Laurent Albarracin :
Si évolution il y a, elle n’apparait que rétrospectivement, et je
préfère naviguer à vue, faire escale où bon me semble plutôt que de figer les
choses en tentant de repérer une évolution. Le paysage se dessine au fur et à
mesure qu’on le traverse.
Oui, parallèlement à la collection de plaquettes, je publie un livre de Pierre
Bergounioux et Jean-Pierre Bréchet, Trait
fragile. C’est le hasard d’une rencontre avec le peintre Jean-Pierre
Bréchet qui a permis que ce projet naisse et aboutisse. Comme je tiens depuis
longtemps Bergounioux pour l’un des plus grands prosateurs français actuels,
sinon le plus grand, et que la peinture de Bréchet me plait également, je ne
pouvais pas refuser de faire ce livre. Il s’agit d’un essai de Pierre
Bergounioux sur l’œuvre peinte de Jean-Pierre Bréchet. Comme à l’habitude chez
Bergounioux, son écriture dépasse le simple essai critique et traverse
plusieurs champs de savoir, brasse les grandes temporalités. L’étonnant est que
ce premier livre est un essai d’un prosateur, alors que je suis censé publier plutôt
de la poésie. C’est donc une sorte d’accident heureux, très heureux pour moi,
que ce livre. J’aimerais continuer la collection de « livres d’un seul poème » et
publier de temps en temps, peut-être une fois l’an, un livre un peu plus
conséquent, pas forcément sur les rapports de la poésie et de la peinture. Le
prochain livre devrait être un texte de Boris Wolowiec, un poète remarquable
qui n’a à ce jour jamais publié mais dont l’œuvre est déjà monumentale, par la
taille comme par son importance, je crois.

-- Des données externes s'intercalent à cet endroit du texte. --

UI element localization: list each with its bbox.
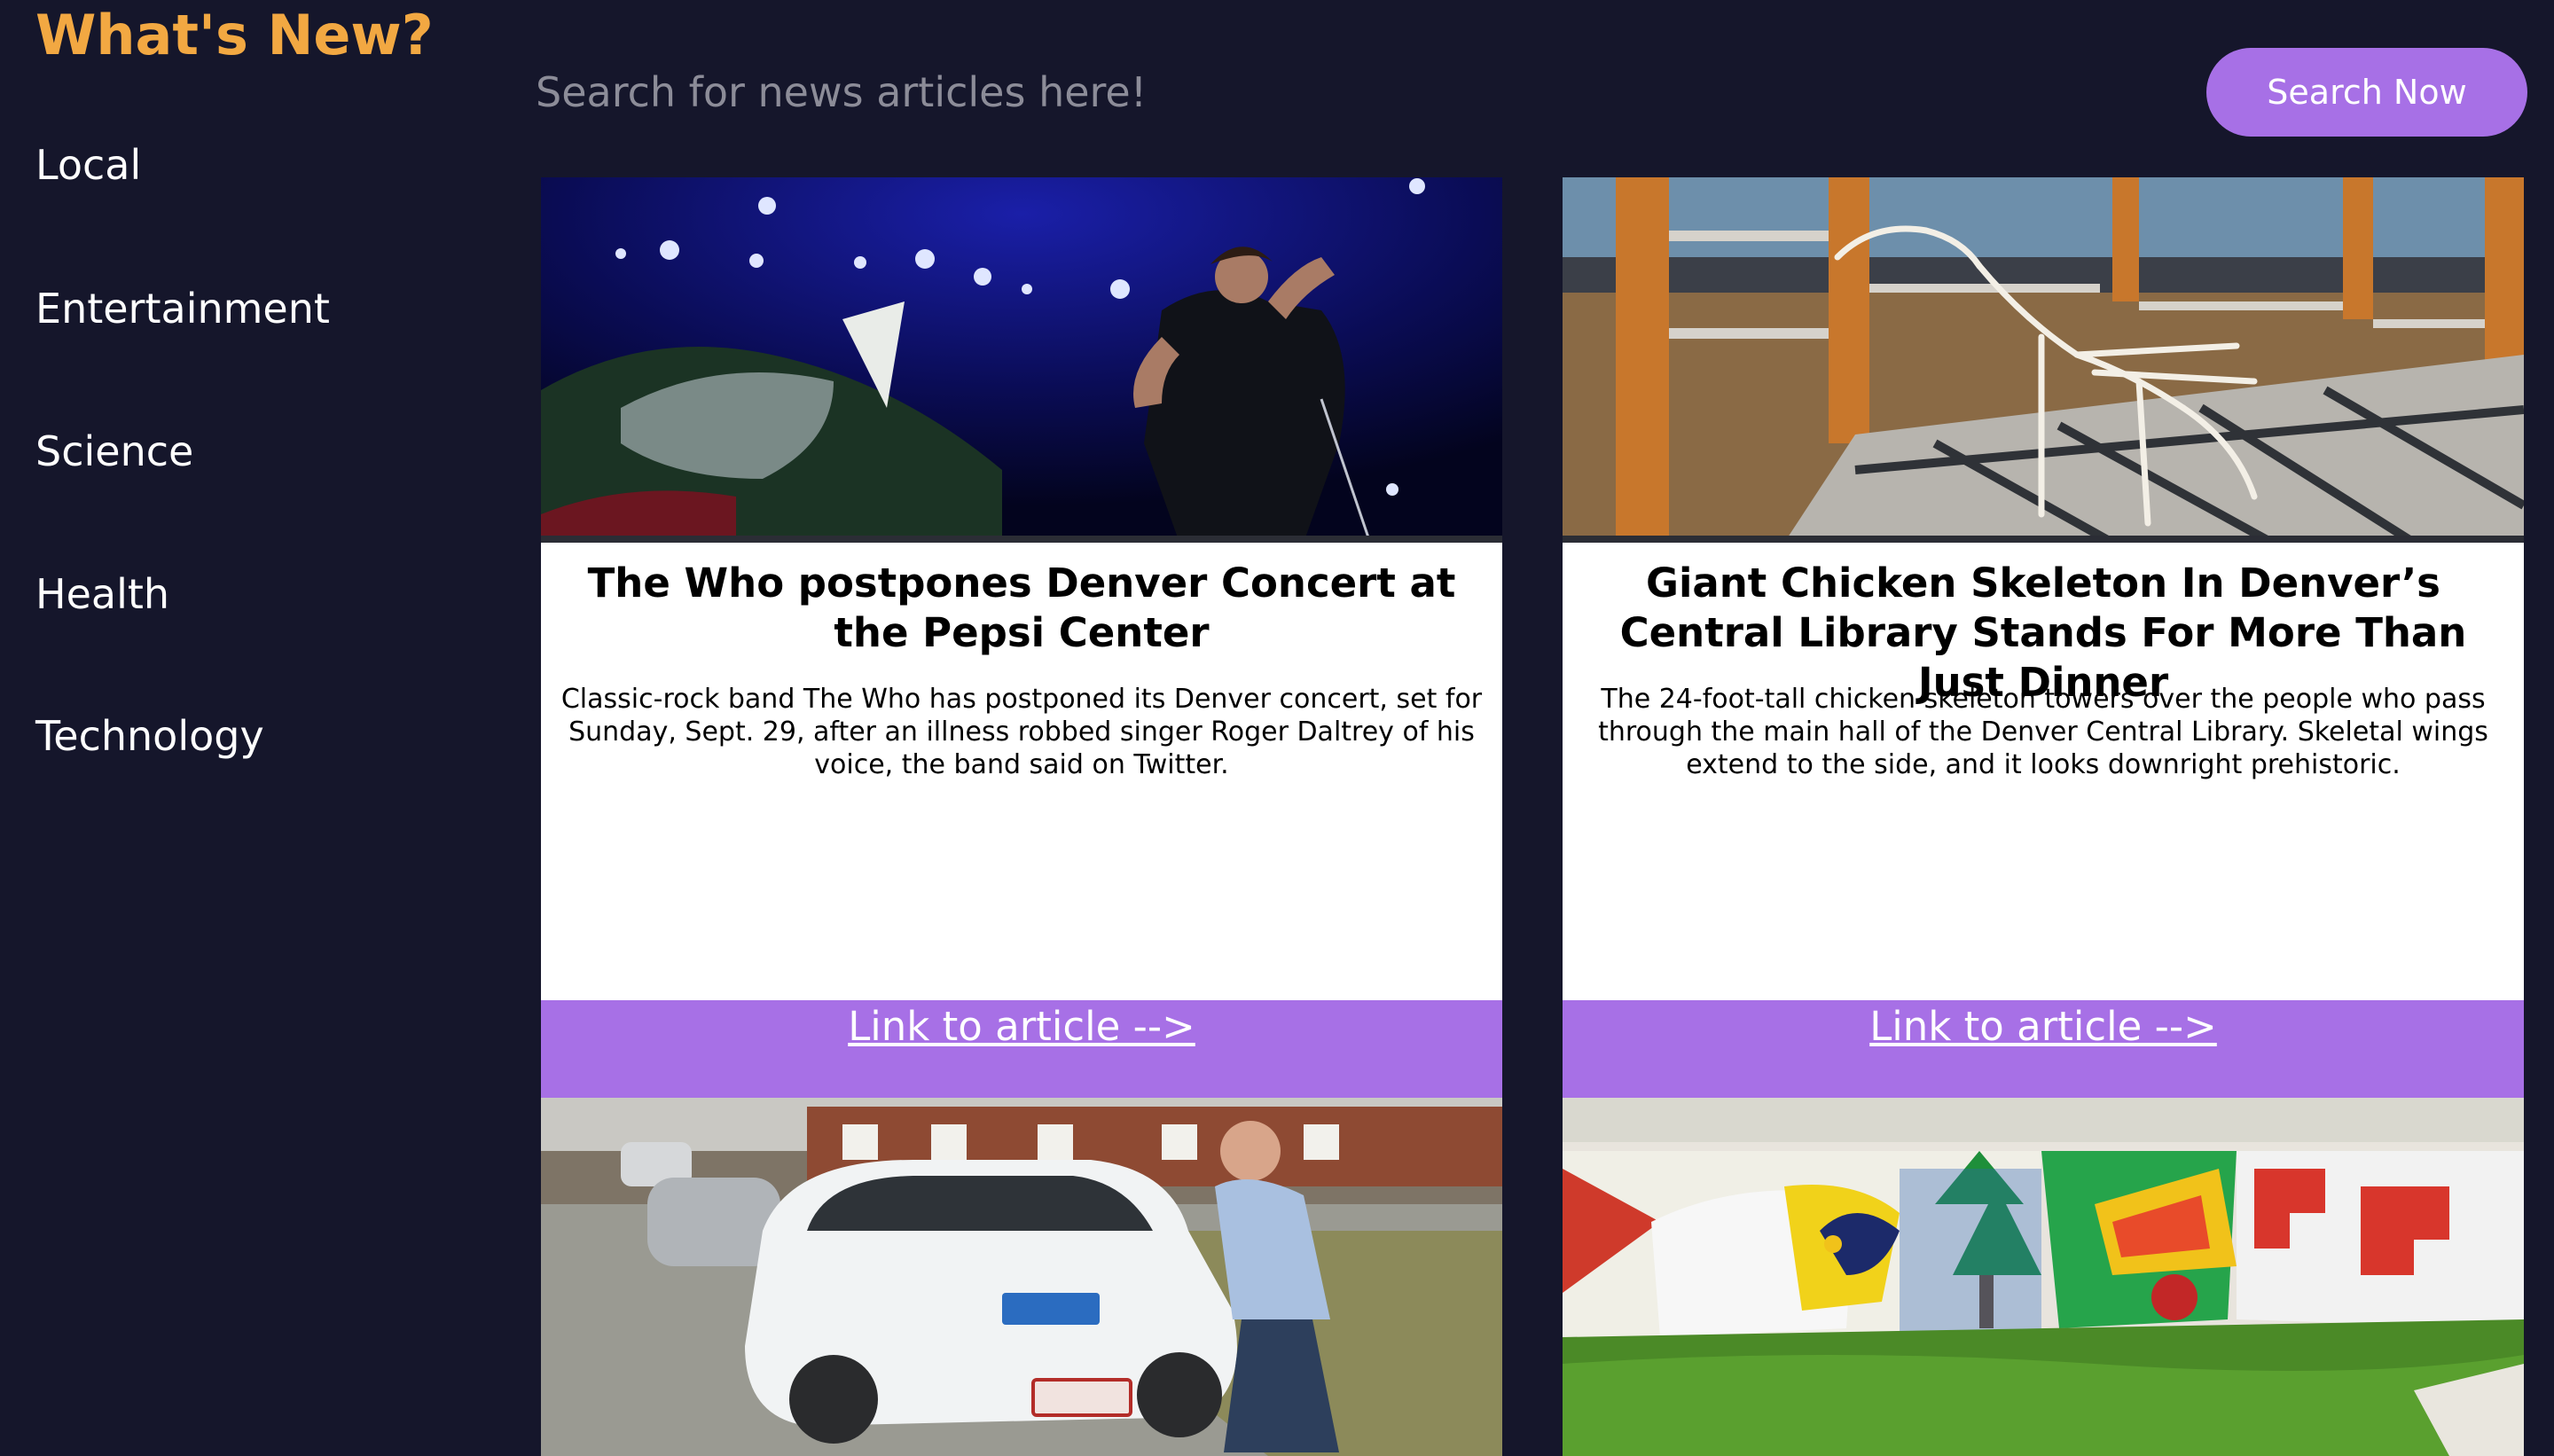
article-link[interactable]: Link to article --> — [1869, 1002, 2217, 1052]
article-link[interactable]: Link to article --> — [848, 1002, 1195, 1052]
library-skeleton-photo[interactable] — [1563, 177, 2524, 543]
search-input[interactable] — [536, 59, 2132, 126]
article-footer: Link to article --> — [1563, 1000, 2524, 1098]
sidebar-item-health[interactable]: Health — [35, 569, 169, 619]
site-title: What's New? — [35, 3, 434, 67]
article-card — [541, 1098, 1502, 1456]
mural-photo[interactable] — [1563, 1098, 2524, 1456]
sidebar-item-technology[interactable]: Technology — [35, 711, 264, 761]
car-photo[interactable] — [541, 1098, 1502, 1456]
article-description: The 24-foot-tall chicken skeleton towers… — [1598, 684, 2488, 780]
search-button[interactable]: Search Now — [2206, 48, 2527, 137]
sidebar-item-science[interactable]: Science — [35, 427, 193, 476]
article-footer: Link to article --> — [541, 1000, 1502, 1098]
sidebar-item-local[interactable]: Local — [35, 140, 141, 190]
article-title: The Who postpones Denver Concert at the … — [587, 560, 1456, 656]
article-card: Giant Chicken Skeleton In Denver’s Centr… — [1563, 177, 2524, 1098]
concert-photo[interactable] — [541, 177, 1502, 543]
sidebar: What's New? Local Entertainment Science … — [0, 0, 497, 1456]
article-card — [1563, 1098, 2524, 1456]
article-description: Classic-rock band The Who has postponed … — [560, 684, 1483, 780]
sidebar-item-entertainment[interactable]: Entertainment — [35, 284, 330, 333]
article-card: The Who postpones Denver Concert at the … — [541, 177, 1502, 1098]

Florence Trocmé : Il y a aussi un
tirage de tête…. Voulez-vous développer une dimension bibliophilie, ou bien
aborder le livre d’artistes ?
Laurent Albarracin :
Pas spécialement. Les lithographies de Bréchet (insérées dans le tirage
de tête et reproduites dans l’édition courante) appelaient naturellement une
édition plus luxueuse sur grand papier, dans un format (19 x 25 cm) qui donne à voir confortablement
ces lithographies. Je pense recentrer désormais les éditions vers la
publication de livres de poésie, plus strictement de poésie, et dans un format plus
classique et moins coûteux peut-être, mais tout est ouvert. La tentation du
beau livre me tirera peut-être encore par la manche. Nous verrons.